I want to tell you about a surprising new pleasure.

It wasn’t as if I didn’t have a wealth of fiber interests to pursue in my off moments. Weaving, Knitting, Spinning, Embroidery, Quilting, to name some. Much as I love learning, the thought of taking up a new craft (in this case rug hooking) was out of the question.

But ten years ago when I saw a poster in a local store offering a one day hooking course in nearby Westport, complete with pre-made kits, I remembered a new friend who might like to come with me. It would be something we could learn together. This was a very small investment just to find out what was involved.

The trouble was, that, as it turned out, as soon as I learned how to pull loops I was committed. Long before lunch break I was excited to discover how contemporary rug hooking offered me an experience as close to painting as I’m likely to come. I remember I barely took time to set aside my hook and frame and stop for a sandwich. It was supposed to be a social group, but beyond asking my teacher questions, I was wrapped up in creating my “Autumn Sheep” that I did not talk.
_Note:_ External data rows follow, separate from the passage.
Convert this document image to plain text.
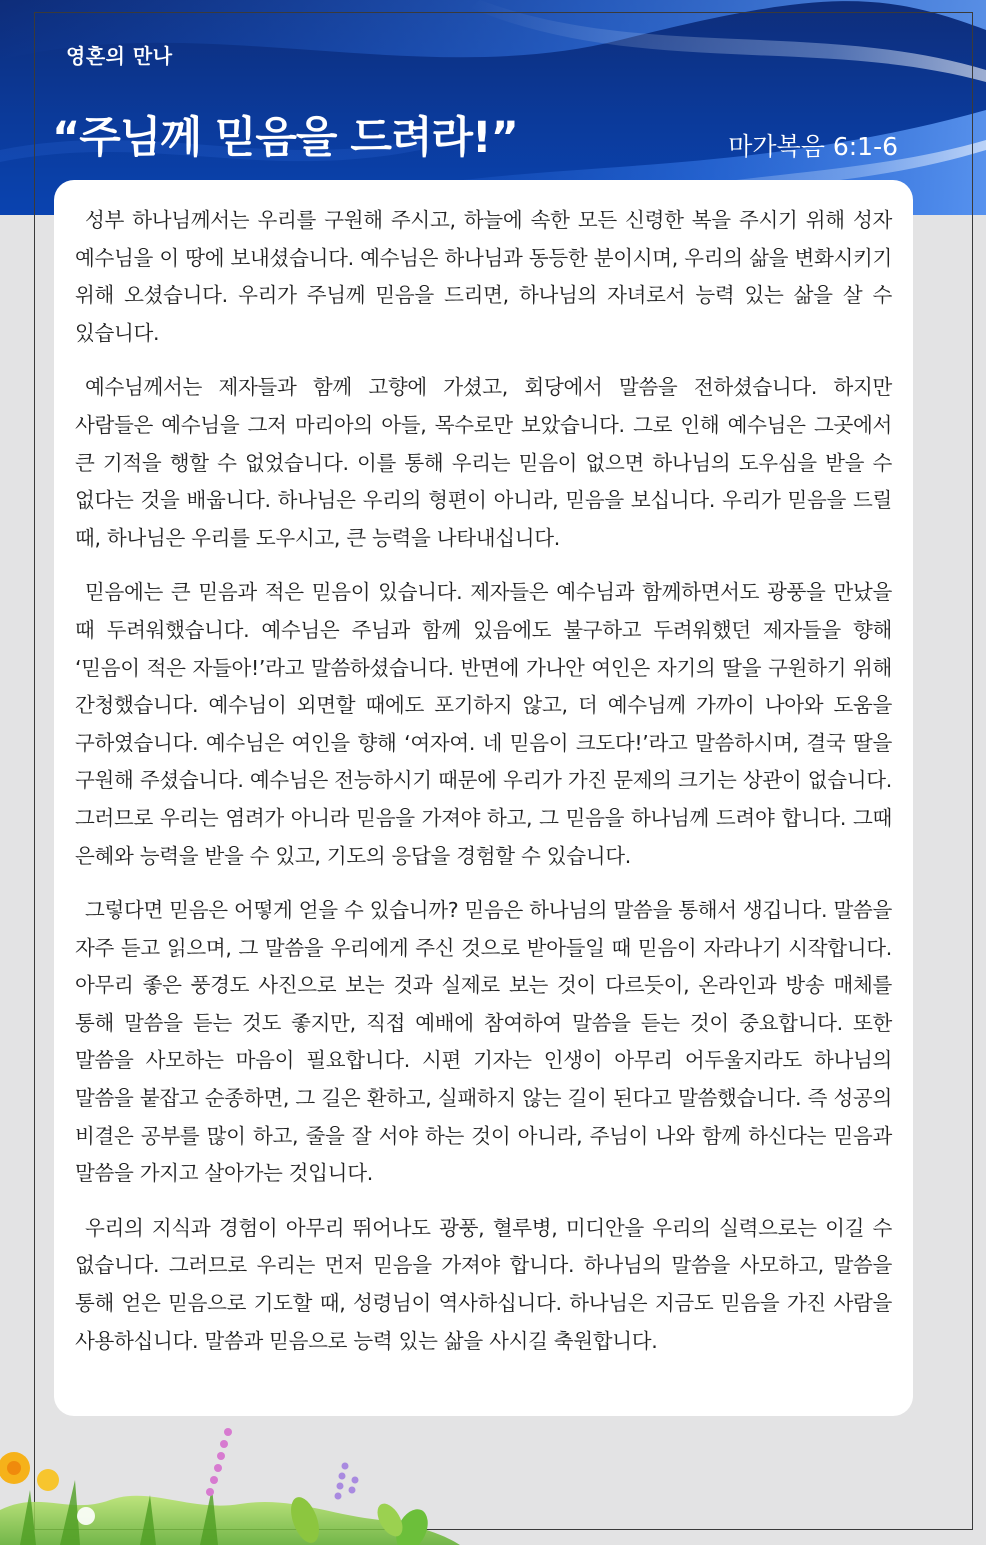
영혼의 만나
“주님께 믿음을 드려라!”	마가복음 6:1-6

성부 하나님께서는 우리를 구원해 주시고, 하늘에 속한 모든 신령한 복을 주시기 위해 성자 예수님을 이 땅에 보내셨습니다. 예수님은 하나님과 동등한 분이시며, 우리의 삶을 변화시키기 위해 오셨습니다. 우리가 주님께 믿음을 드리면, 하나님의 자녀로서 능력 있는 삶을 살 수 있습니다.

예수님께서는 제자들과 함께 고향에 가셨고, 회당에서 말씀을 전하셨습니다. 하지만 사람들은 예수님을 그저 마리아의 아들, 목수로만 보았습니다. 그로 인해 예수님은 그곳에서 큰 기적을 행할 수 없었습니다. 이를 통해 우리는 믿음이 없으면 하나님의 도우심을 받을 수 없다는 것을 배웁니다. 하나님은 우리의 형편이 아니라, 믿음을 보십니다. 우리가 믿음을 드릴 때, 하나님은 우리를 도우시고, 큰 능력을 나타내십니다.

믿음에는 큰 믿음과 적은 믿음이 있습니다. 제자들은 예수님과 함께하면서도 광풍을 만났을 때 두려워했습니다. 예수님은 주님과 함께 있음에도 불구하고 두려워했던 제자들을 향해 ‘믿음이 적은 자들아!’라고 말씀하셨습니다. 반면에 가나안 여인은 자기의 딸을 구원하기 위해 간청했습니다. 예수님이 외면할 때에도 포기하지 않고, 더 예수님께 가까이 나아와 도움을 구하였습니다. 예수님은 여인을 향해 ‘여자여. 네 믿음이 크도다!’라고 말씀하시며, 결국 딸을 구원해 주셨습니다. 예수님은 전능하시기 때문에 우리가 가진 문제의 크기는 상관이 없습니다. 그러므로 우리는 염려가 아니라 믿음을 가져야 하고, 그 믿음을 하나님께 드려야 합니다. 그때 은혜와 능력을 받을 수 있고, 기도의 응답을 경험할 수 있습니다.

그렇다면 믿음은 어떻게 얻을 수 있습니까? 믿음은 하나님의 말씀을 통해서 생깁니다. 말씀을 자주 듣고 읽으며, 그 말씀을 우리에게 주신 것으로 받아들일 때 믿음이 자라나기 시작합니다. 아무리 좋은 풍경도 사진으로 보는 것과 실제로 보는 것이 다르듯이, 온라인과 방송 매체를 통해 말씀을 듣는 것도 좋지만, 직접 예배에 참여하여 말씀을 듣는 것이 중요합니다. 또한 말씀을 사모하는 마음이 필요합니다. 시편 기자는 인생이 아무리 어두울지라도 하나님의 말씀을 붙잡고 순종하면, 그 길은 환하고, 실패하지 않는 길이 된다고 말씀했습니다. 즉 성공의 비결은 공부를 많이 하고, 줄을 잘 서야 하는 것이 아니라, 주님이 나와 함께 하신다는 믿음과 말씀을 가지고 살아가는 것입니다.

우리의 지식과 경험이 아무리 뛰어나도 광풍, 혈루병, 미디안을 우리의 실력으로는 이길 수 없습니다. 그러므로 우리는 먼저 믿음을 가져야 합니다. 하나님의 말씀을 사모하고, 말씀을 통해 얻은 믿음으로 기도할 때, 성령님이 역사하십니다. 하나님은 지금도 믿음을 가진 사람을 사용하십니다. 말씀과 믿음으로 능력 있는 삶을 사시길 축원합니다.
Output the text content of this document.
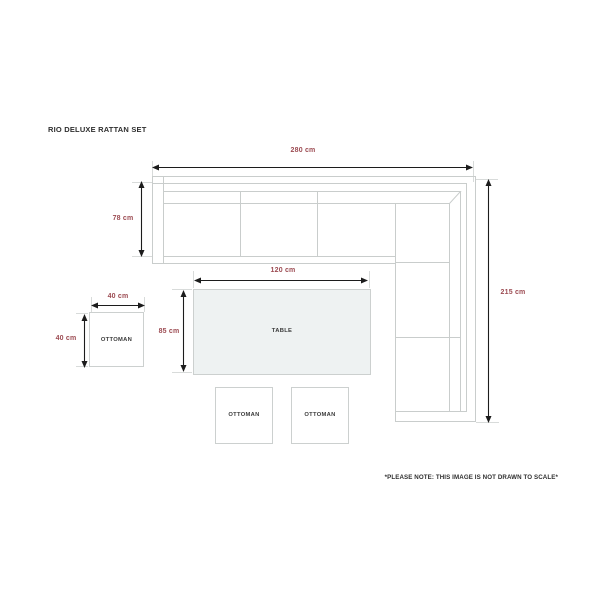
RIO DELUXE RATTAN SET
280 cm
78 cm
215 cm
120 cm
85 cm
40 cm
40 cm
TABLE
OTTOMAN
OTTOMAN	OTTOMAN
*PLEASE NOTE: THIS IMAGE IS NOT DRAWN TO SCALE*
In fact, tired as I was, when I arrived home at four, I rummaged in my extensive fibre stash to see how a few bits of my own colours would improve my primitive sheep pattern. Then, needing to explore what more I could do, I poured myself a big mug of tea and dragged my small bag of new hooking supplies and a chair across the lawn so I could sit and work under the shade of the big maples.

Since then, instead of a one-time exploratory project, this adventure has continued, thanks in part to the encouragement and inspiration of my wonderful teacher and friend, Loretta Moore and  hooking friends I have made along the way.
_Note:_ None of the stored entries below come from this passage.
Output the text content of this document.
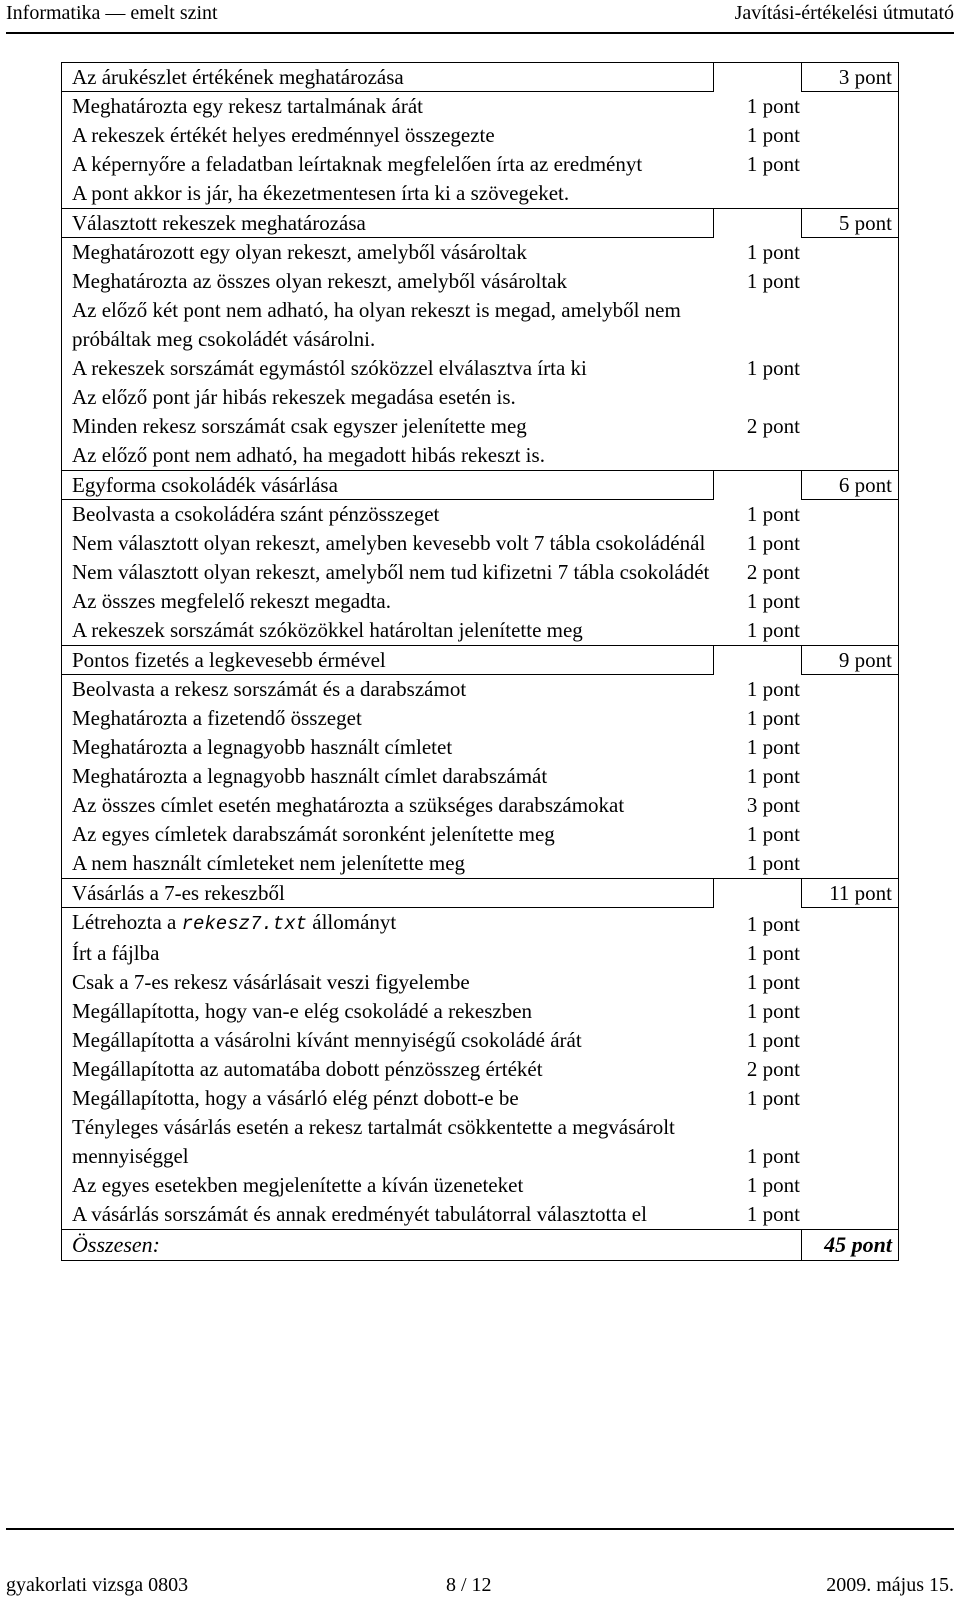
Informatika — emelt szint	Javítási-értékelési útmutató
Az árukészlet értékének meghatározása	3 pont
Meghatározta egy rekesz tartalmának árát	1 pont
A rekeszek értékét helyes eredménnyel összegezte	1 pont
A képernyőre a feladatban leírtaknak megfelelően írta az eredményt	1 pont
A pont akkor is jár, ha ékezetmentesen írta ki a szövegeket.
Választott rekeszek meghatározása	5 pont
Meghatározott egy olyan rekeszt, amelyből vásároltak	1 pont
Meghatározta az összes olyan rekeszt, amelyből vásároltak	1 pont
Az előző két pont nem adható, ha olyan rekeszt is megad, amelyből nem próbáltak meg csokoládét vásárolni.
A rekeszek sorszámát egymástól szóközzel elválasztva írta ki	1 pont
Az előző pont jár hibás rekeszek megadása esetén is.
Minden rekesz sorszámát csak egyszer jelenítette meg	2 pont
Az előző pont nem adható, ha megadott hibás rekeszt is.
Egyforma csokoládék vásárlása	6 pont
Beolvasta a csokoládéra szánt pénzösszeget	1 pont
Nem választott olyan rekeszt, amelyben kevesebb volt 7 tábla csokoládénál	1 pont
Nem választott olyan rekeszt, amelyből nem tud kifizetni 7 tábla csokoládét	2 pont
Az összes megfelelő rekeszt megadta.	1 pont
A rekeszek sorszámát szóközökkel határoltan jelenítette meg	1 pont
Pontos fizetés a legkevesebb érmével	9 pont
Beolvasta a rekesz sorszámát és a darabszámot	1 pont
Meghatározta a fizetendő összeget	1 pont
Meghatározta a legnagyobb használt címletet	1 pont
Meghatározta a legnagyobb használt címlet darabszámát	1 pont
Az összes címlet esetén meghatározta a szükséges darabszámokat	3 pont
Az egyes címletek darabszámát soronként jelenítette meg	1 pont
A nem használt címleteket nem jelenítette meg	1 pont
Vásárlás a 7-es rekeszből	11 pont
Létrehozta a rekesz7.txt állományt	1 pont
Írt a fájlba	1 pont
Csak a 7-es rekesz vásárlásait veszi figyelembe	1 pont
Megállapította, hogy van-e elég csokoládé a rekeszben	1 pont
Megállapította a vásárolni kívánt mennyiségű csokoládé árát	1 pont
Megállapította az automatába dobott pénzösszeg értékét	2 pont
Megállapította, hogy a vásárló elég pénzt dobott-e be	1 pont
Tényleges vásárlás esetén a rekesz tartalmát csökkentette a megvásárolt mennyiséggel	1 pont
Az egyes esetekben megjelenítette a kíván üzeneteket	1 pont
A vásárlás sorszámát és annak eredményét tabulátorral választotta el	1 pont
Összesen:	45 pont
gyakorlati vizsga 0803	8 / 12	2009. május 15.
I’ve discovered that what I like most about this late in life passion is that making rugs this way is fluid. Hooking is relatively quick and is easily made pictorial. After drawing a very few guiding lines on my linen background with a sharpie, I can literally use my hook to sketch on my linen backing. Where weaving’s design process mostly takes place before the threads are wound and stretched on the loom, with my new love I can revise as simply as ripping out and moving stitches. If a hill needs to lean a bit more to the left, that’s the work of a few minutes.
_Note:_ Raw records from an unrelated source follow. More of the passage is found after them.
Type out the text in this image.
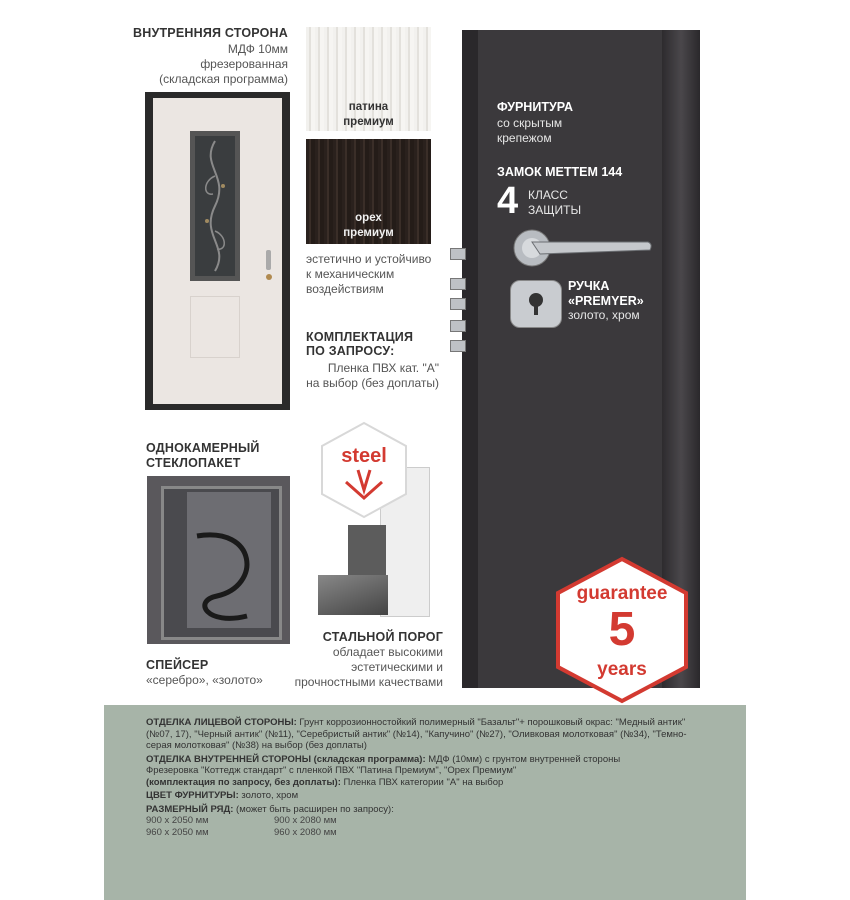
ВНУТРЕННЯЯ СТОРОНА
МДФ 10мм
фрезерованная
(складская программа)
патина
премиум
орех
премиум
эстетично и устойчиво
к механическим
воздействиям
КОМПЛЕКТАЦИЯ
ПО ЗАПРОСУ:
Пленка ПВХ кат. "А"
на выбор (без доплаты)
ФУРНИТУРА
со скрытым
крепежом
ЗАМОК METTEM 144
4 КЛАСС
ЗАЩИТЫ
РУЧКА
«PREMYER»
золото, хром
ОДНОКАМЕРНЫЙ
СТЕКЛОПАКЕТ
СПЕЙСЕР
«серебро», «золото»
steel
СТАЛЬНОЙ ПОРОГ
обладает высокими
эстетическими и
прочностными качествами
guarantee
5
years

ОТДЕЛКА ЛИЦЕВОЙ СТОРОНЫ: Грунт коррозионностойкий полимерный "Базальт"+ порошковый окрас: "Медный антик"

(№07, 17), "Черный антик" (№11), "Серебристый антик" (№14), "Капучино" (№27), "Оливковая молотковая" (№34), "Темно-

серая молотковая" (№38) на выбор (без доплаты)

ОТДЕЛКА ВНУТРЕННЕЙ СТОРОНЫ (складская программа): МДФ (10мм) с грунтом внутренней стороны

Фрезеровка "Коттедж стандарт" с пленкой ПВХ "Патина Премиум", "Орех Премиум"

(комплектация по запросу, без доплаты): Пленка ПВХ категории "А" на выбор

ЦВЕТ ФУРНИТУРЫ: золото, хром

РАЗМЕРНЫЙ РЯД: (может быть расширен по запросу):

900 х 2050 мм	900 х 2080 мм
960 х 2050 мм	960 х 2080 мм
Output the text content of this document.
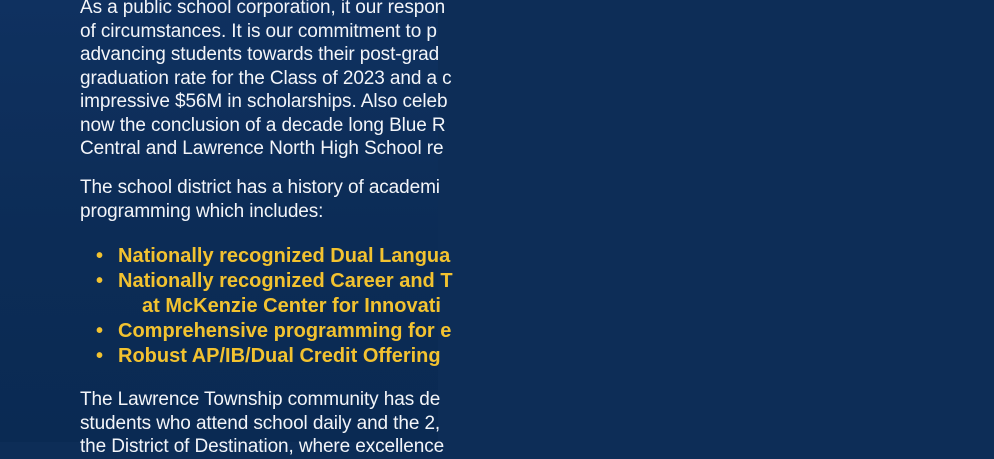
As a public school corporation, it our respon
of circumstances. It is our commitment to p
advancing students towards their post-grad
graduation rate for the Class of 2023 and a c
impressive $56M in scholarships. Also celeb
now the conclusion of a decade long Blue R
Central and Lawrence North High School re
The school district has a history of academi
programming which includes:
• Nationally recognized Dual Langua
• Nationally recognized Career and T
at McKenzie Center for Innovati
• Comprehensive programming for e
• Robust AP/IB/Dual Credit Offering
The Lawrence Township community has de
students who attend school daily and the 2,
the District of Destination, where excellence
And colour? Oh colour. That is a visual poem in itself. In rug hooking, designing with colour feels a bit like pointillist painting, building with dots and dashes of texture and subtle hues in ways that feel true to me. –It turns out that part of the design process is draping the current work over the couch back where I can eye it across the room while I’m cooking my supper.

(I could go on about how I would dearly love to do more dyeing to give me a still bigger vocabulary of wool—I use both cut strips and yarn fibres of assorted kinds, including the incredibly luscious colour of sari silk. I also could mention that some of the natural wool I had set aside for hand spinning special projects, like replica Scandinavian rugs, now is being translated into the bittern rug which is my current hooking project.

Because I’m not sure how much time is left when I will physically be able to create, I tend to aim to express my heart, rather than to work decoratively.

Although I will want to show you all the rugs I’ve made, I’m going to take a leap here to one of the rugs which makes me happiest. June is the month of the turtle, so that seems right. (As with my writing and indeed everything I make, I am grounded and taught by Nature.) This turtle rug, which took me a year to design and hook, turned out to be both play and very hard work.

Story? Always story. As I designed this long, skinny rug, I was thinking about mortality, and where I felt I was at in my blessedly long life. This is the old mother turtle, rooted in the fecund ooze at the bottom of the pond. She is settled and content in this rich, dreamy milieu. However, her baby turtles have hatched and are swimming/being drawn up to the surface, to the oh so alluring life of yellow pond lilies and sky. They will go on where the mother can not.

So, although I never could have predicted it, it has turned out that the story of the unexpected gift of rug hooking is another of the ways I still surprise and challenge myself. What I most want to tell you is that I’m delighted that I can still learn, adapt, and make things which please me. I would wish the same for you, my friends.